Atenção: repórter à solta
De repente, o espetáculo midiático das eleições presidenciais muda de cenário.
A tática de entulhar uma das partes com uma sucessão de escândalos, que já não funcionou nas três últimas eleições, se torna inócua diante do fato de que nenhum dos candidatos que aparecem com mais chances nos levantamentos de intenção de voto está imune a ter seu nome envolvido em irregularidades.
O ex-governador Eduardo Campos (PSB), que anda de braço dado com a ex-ministra e ex-senadora Marina Silva, como uma espécie de amuleto contra o mal endêmico da corrupção, vê sua imagem abalada pela acusação de que sua campanha arregimenta apoios à base de propina.
É certo que o denunciante – o ex-deputado José Augusto Maia, ex-presidente do Pros em Pernambuco – tem uma folha corrida que aconselha a relativizar qualquer coisa que diga.
Mas, para o jornalismo declaratório, o dito é fato.
Então, Campos vê repentinamente seu papel de corregedor geral dos costumes abalado por uma suposta oferta de apoio financeiro que seu partido teria feito para obter a adesão da agremiação de José Augusto Maia à chapa formada em Pernambuco.
Condenado pela Justiça pernambucana por improbidade administrativa, Maia perdeu os direitos políticos por três anos mas conta com o amplo benefício dos recursos judiciais e alega que não teve ainda uma sentença definitiva.
Isso bastaria, segundo afirma, para dar credibilidade à sua denúncia.
Como a imprensa costuma atirar primeiro e verificar os documentos depois, fica Eduardo Campos, pelo menos até que se tudo se esclareça, na desagradável contingência de atuar na defensiva.

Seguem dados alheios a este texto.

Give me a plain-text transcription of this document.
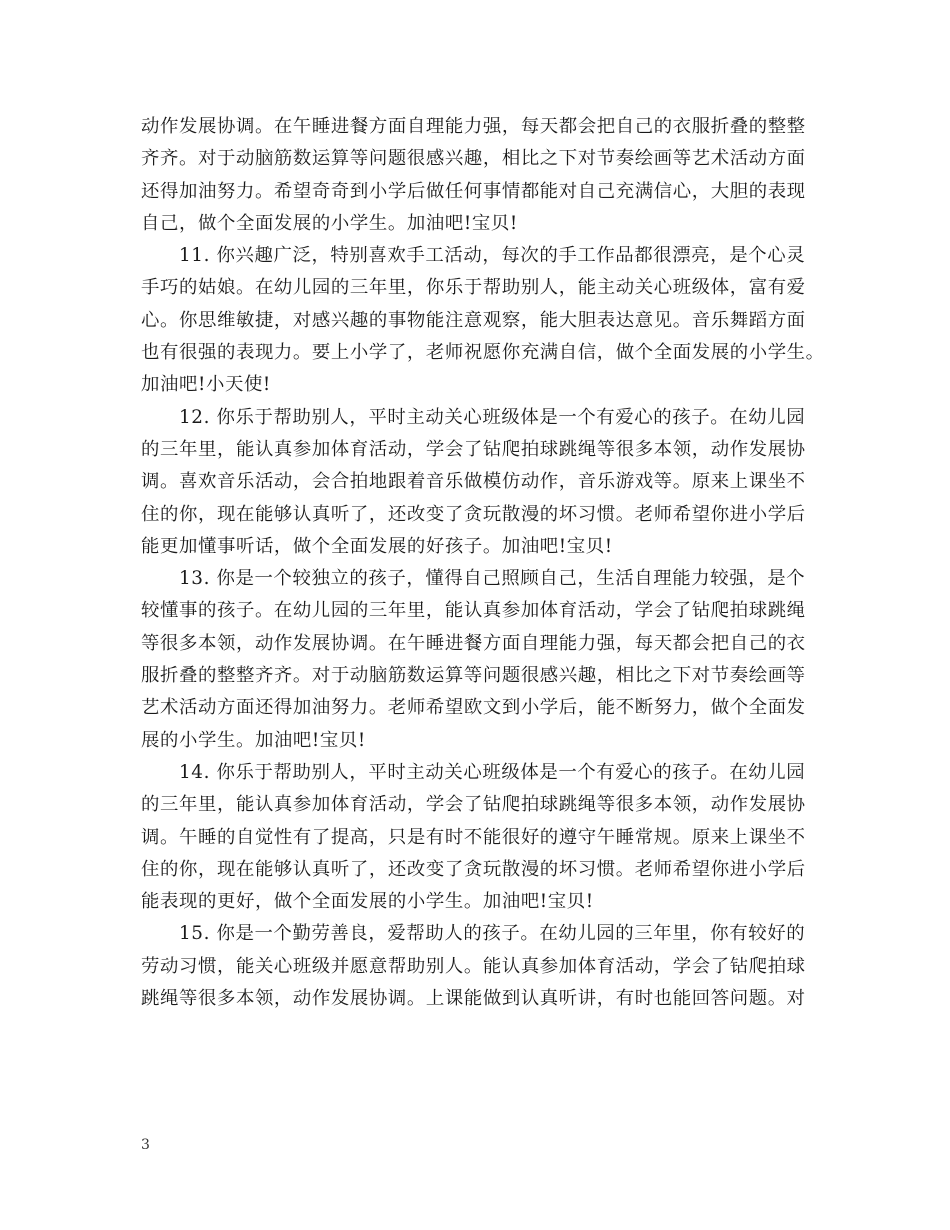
动作发展协调。在午睡进餐方面自理能力强，每天都会把自己的衣服折叠的整整
齐齐。对于动脑筋数运算等问题很感兴趣，相比之下对节奏绘画等艺术活动方面
还得加油努力。希望奇奇到小学后做任何事情都能对自己充满信心，大胆的表现
自己，做个全面发展的小学生。加油吧!宝贝!
11. 你兴趣广泛，特别喜欢手工活动，每次的手工作品都很漂亮，是个心灵
手巧的姑娘。在幼儿园的三年里，你乐于帮助别人，能主动关心班级体，富有爱
心。你思维敏捷，对感兴趣的事物能注意观察，能大胆表达意见。音乐舞蹈方面
也有很强的表现力。要上小学了，老师祝愿你充满自信，做个全面发展的小学生。
加油吧!小天使!
12. 你乐于帮助别人，平时主动关心班级体是一个有爱心的孩子。在幼儿园
的三年里，能认真参加体育活动，学会了钻爬拍球跳绳等很多本领，动作发展协
调。喜欢音乐活动，会合拍地跟着音乐做模仿动作，音乐游戏等。原来上课坐不
住的你，现在能够认真听了，还改变了贪玩散漫的坏习惯。老师希望你进小学后
能更加懂事听话，做个全面发展的好孩子。加油吧!宝贝!
13. 你是一个较独立的孩子，懂得自己照顾自己，生活自理能力较强，是个
较懂事的孩子。在幼儿园的三年里，能认真参加体育活动，学会了钻爬拍球跳绳
等很多本领，动作发展协调。在午睡进餐方面自理能力强，每天都会把自己的衣
服折叠的整整齐齐。对于动脑筋数运算等问题很感兴趣，相比之下对节奏绘画等
艺术活动方面还得加油努力。老师希望欧文到小学后，能不断努力，做个全面发
展的小学生。加油吧!宝贝!
14. 你乐于帮助别人，平时主动关心班级体是一个有爱心的孩子。在幼儿园
的三年里，能认真参加体育活动，学会了钻爬拍球跳绳等很多本领，动作发展协
调。午睡的自觉性有了提高，只是有时不能很好的遵守午睡常规。原来上课坐不
住的你，现在能够认真听了，还改变了贪玩散漫的坏习惯。老师希望你进小学后
能表现的更好，做个全面发展的小学生。加油吧!宝贝!
15. 你是一个勤劳善良，爱帮助人的孩子。在幼儿园的三年里，你有较好的
劳动习惯，能关心班级并愿意帮助别人。能认真参加体育活动，学会了钻爬拍球
跳绳等很多本领，动作发展协调。上课能做到认真听讲，有时也能回答问题。对
3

Como não tem nada a ver com isso, a ex-senadora Marina Silva sai de cena, esperando que seu parceiro de chapa se desincumba do encosto.

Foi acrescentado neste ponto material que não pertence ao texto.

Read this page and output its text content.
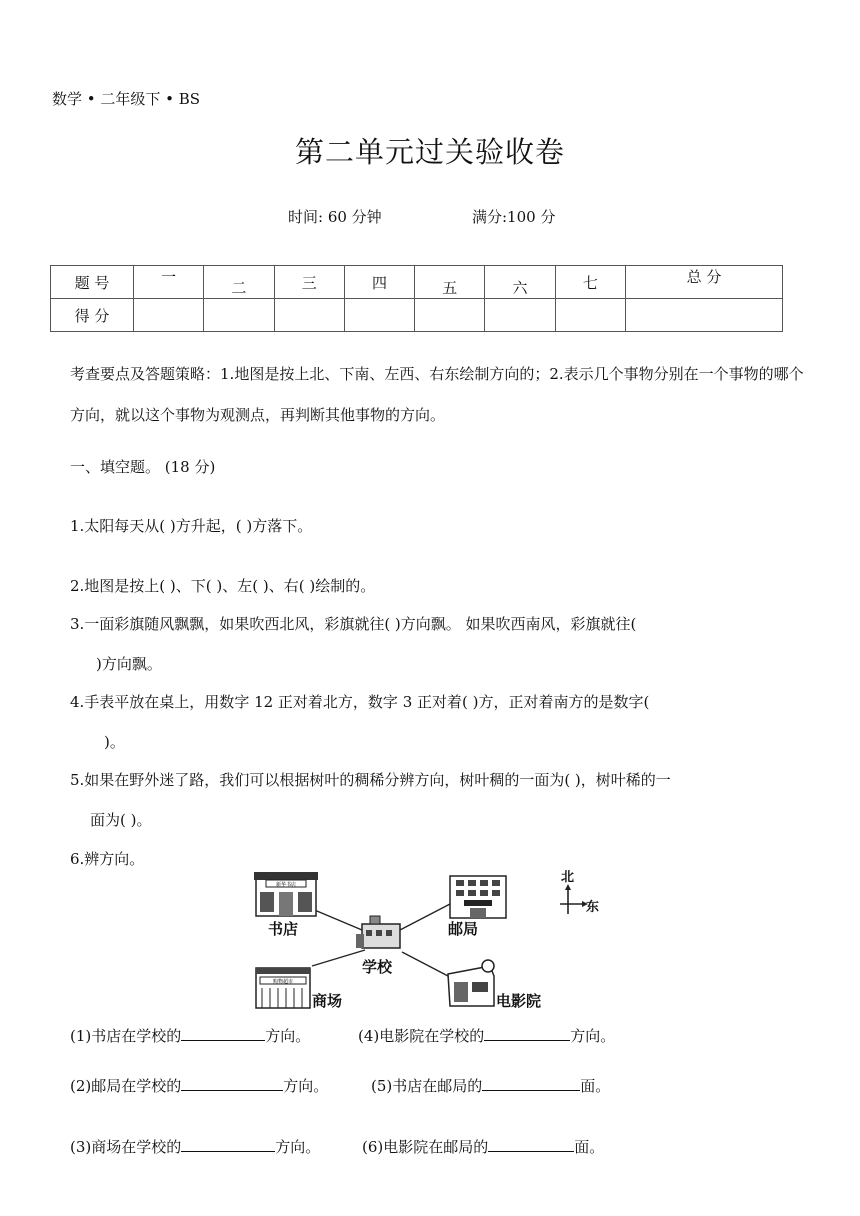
数学 • 二年级下 • BS
第二单元过关验收卷
时间: 60 分钟	满分:100 分
题 号	一	二	三	四	五	六	七	总 分
得 分								
考查要点及答题策略：1.地图是按上北、下南、左西、右东绘制方向的；2.表示几个事物分别在一个事物的哪个方向，就以这个事物为观测点，再判断其他事物的方向。
一、填空题。 (18 分)
1.太阳每天从( )方升起，( )方落下。
2.地图是按上( )、下( )、左( )、右( )绘制的。
3.一面彩旗随风飘飘，如果吹西北风，彩旗就往( )方向飘。 如果吹西南风，彩旗就往(
)方向飘。
4.手表平放在桌上，用数字 12 正对着北方，数字 3 正对着( )方，正对着南方的是数字(
)。
5.如果在野外迷了路，我们可以根据树叶的稠稀分辨方向，树叶稠的一面为( )，树叶稀的一
面为( )。
6.辨方向。
新华书店
购物超市
书店	邮局
学校
商场	电影院
北
东
(1)书店在学校的	方向。	(4)电影院在学校的	方向。
(2)邮局在学校的	方向。	(5)书店在邮局的	面。
(3)商场在学校的	方向。	(6)电影院在邮局的	面。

A presidente Dilma Rousseff, para-raios natural de todo malfeito passado, presente e futuro que vier a ser atribuído ao Partido dos Trabalhadores, ganha um alívio ao ver seu nome isentado das trapalhadas produzidas pela Petrobras na aquisição de uma refinaria de petróleo nos Estados Unidos.
Como a iniciativa de desvincular a presidente da República foi de um ministro do Tribunal de Contas da União vinculado ao oposicionista PSDB, o relator José Jorge, os jornais não podem alegar que houve uma manobra política por trás dessa decisão.
Coisas de jornalista
Por outro lado, o ex-governador Aécio Neves, candidato que conta com um sentimento de simpatia-quase-amor por parte da imprensa hegemônica, se vê enrolado em um episódio relativamente insosso que pode lhe custar uma tremenda dor de cabeça.

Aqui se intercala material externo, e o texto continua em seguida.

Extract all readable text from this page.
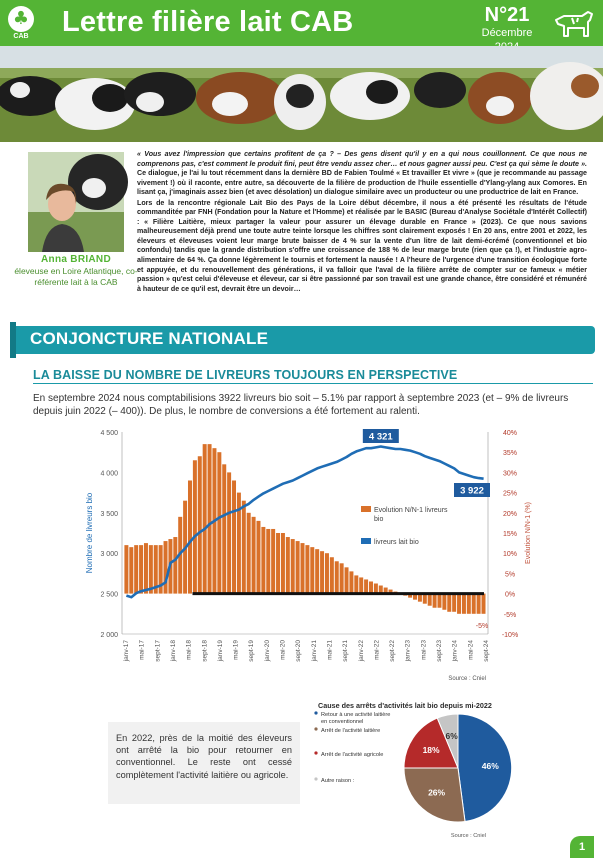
♣
CAB Lettre filière lait CAB	N°21
Décembre
Anna BRIAND
éleveuse en Loire Atlantique, co-référente lait à la CAB

« Vous avez l'impression que certains profitent de ça ? – Des gens disent qu'il y en a qui nous couillonnent. Ce que nous ne comprenons pas, c'est comment le produit fini, peut être vendu assez cher… et nous gagner aussi peu. C'est ça qui sème le doute ». Ce dialogue, je l'ai lu tout récemment dans la dernière BD de Fabien Toulmé « Et travailler Et vivre » (que je recommande au passage vivement !) où il raconte, entre autre, sa découverte de la filière de production de l'huile essentielle d'Ylang-ylang aux Comores. En lisant ça, j'imaginais assez bien (et avec désolation) un dialogue similaire avec un producteur ou une productrice de lait en France.

Lors de la rencontre régionale Lait Bio des Pays de la Loire début décembre, il nous a été présenté les résultats de l'étude commanditée par FNH (Fondation pour la Nature et l'Homme) et réalisée par le BASIC (Bureau d'Analyse Sociétale d'Intérêt Collectif) : « Filière Laitière, mieux partager la valeur pour assurer un élevage durable en France » (2023). Ce que nous savions malheureusement déjà prend une toute autre teinte lorsque les chiffres sont clairement exposés ! En 20 ans, entre 2001 et 2022, les éleveurs et éleveuses voient leur marge brute baisser de 4 % sur la vente d'un litre de lait demi-écrémé (conventionnel et bio confondu) tandis que la grande distribution s'offre une croissance de 188 % de leur marge brute (rien que ça !), et l'industrie agro-alimentaire de 64 %. Ça donne légèrement le tournis et fortement la nausée ! A l'heure de l'urgence d'une transition écologique forte et appuyée, et du renouvellement des générations, il va falloir que l'aval de la filière arrête de compter sur ce fameux « métier passion » qu'est celui d'éleveuse et éleveur, car si être passionné par son travail est une grande chance, être considéré et rémunéré à hauteur de ce qu'il est, devrait être un devoir…

CONJONCTURE NATIONALE
LA BAISSE DU NOMBRE DE LIVREURS TOUJOURS EN PERSPECTIVE
En septembre 2024 nous comptabilisions 3922 livreurs bio soit – 5.1% par rapport à septembre 2023 (et – 9% de livreurs depuis juin 2022 (– 400)). De plus, le nombre de conversions a été fortement au ralenti.
4 500
4 000
3 500
3 000
2 500
2 000
40%
35%
30%
25%
20%
15%
10%
5%
0%
-5%
-10%
Nombre de livreurs bio	Evolution N/N-1 (%)
janv-17 mai-17 sept-17 janv-18 mai-18 sept-18 janv-19 mai-19 sept-19 janv-20 mai-20 sept-20 janv-21 mai-21 sept-21 janv-22 mai-22 sept-22 janv-23 mai-23 sept-23 janv-24 mai-24 sept-24
Evolution N/N-1 livreurs
bio
livreurs lait bio
4 321
3 922
-5%
Source : Cniel
En 2022, près de la moitié des éleveurs ont arrêté la bio pour retourner en conventionnel. Le reste ont cessé complètement l'activité laitière ou agricole.
Cause des arrêts d'activités lait bio depuis mi-2022
46%
26%
18%
6%
Retour à une activité laitière
en conventionnel
Arrêt de l'activité laitière
Arrêt de l'activité agricole
Autre raison :
Source : Cniel
1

O caso do aeroporto privado construído com dinheiro público no município de Claudio, Minas Gerais, ganha proporções capazes de atrapalhar a campanha do candidato do PSDB.
Na sequência da revelação feita pelo repórter da Folha Lucas Ferraz, de que o então governador de Minas destinou quase R$ 14 milhões dos cofres públicos para modernizar o aeródromo da cidade onde sua família possui fazendas e outras posses, os jornais farejam algo mais.
Nesta quinta-feira (23/7), por exemplo, o Estado de S. Paulo observa que a pista de pouso original, construída em 1963 pelo avô de Aécio, Tancredo Neves, quando governava Minas, também fora feita com dinheiro público.
O Globo é o único dos grandes diários de circulação nacional a se desviar do assunto, seguindo o padrão de sua consorte, a Rede Globo de Televisão, quando se trata de questões que prejudicam o candidato do PSDB.
No entanto, o jornal carioca investe em reportagem sobre uma sucessão de irregularidades no Tribunal de Contas do Estado de Minas Gerais, o que equivale a levantar o tapete das recentes administrações sob o comando de Aécio Neves.
A atual presidente do TCE, que está sendo investigada, foi indicada por ele.
Ligando lé com cré, o jornalista verifica o histórico das contas dos governos do Estado nos últimos doze anos e encontra algumas pautas interessantes.
Aqui e ali, os arquivos guardam denúncias de desvio de verba da saúde e referências a suspeitas de que o caso do aeroporto seria um entre outros problemas no programa de melhoria do sistema aeroportuário de Minas Gerais.
De repente, o candidato que navegava nas águas fraternas da imprensa amiga se vê cercado de más notícias.
E isso por que?
Porque a Folha de São Paulo permitiu que um repórter praticasse seu ofício.
Quem mandou deixar o repórter solto por aí?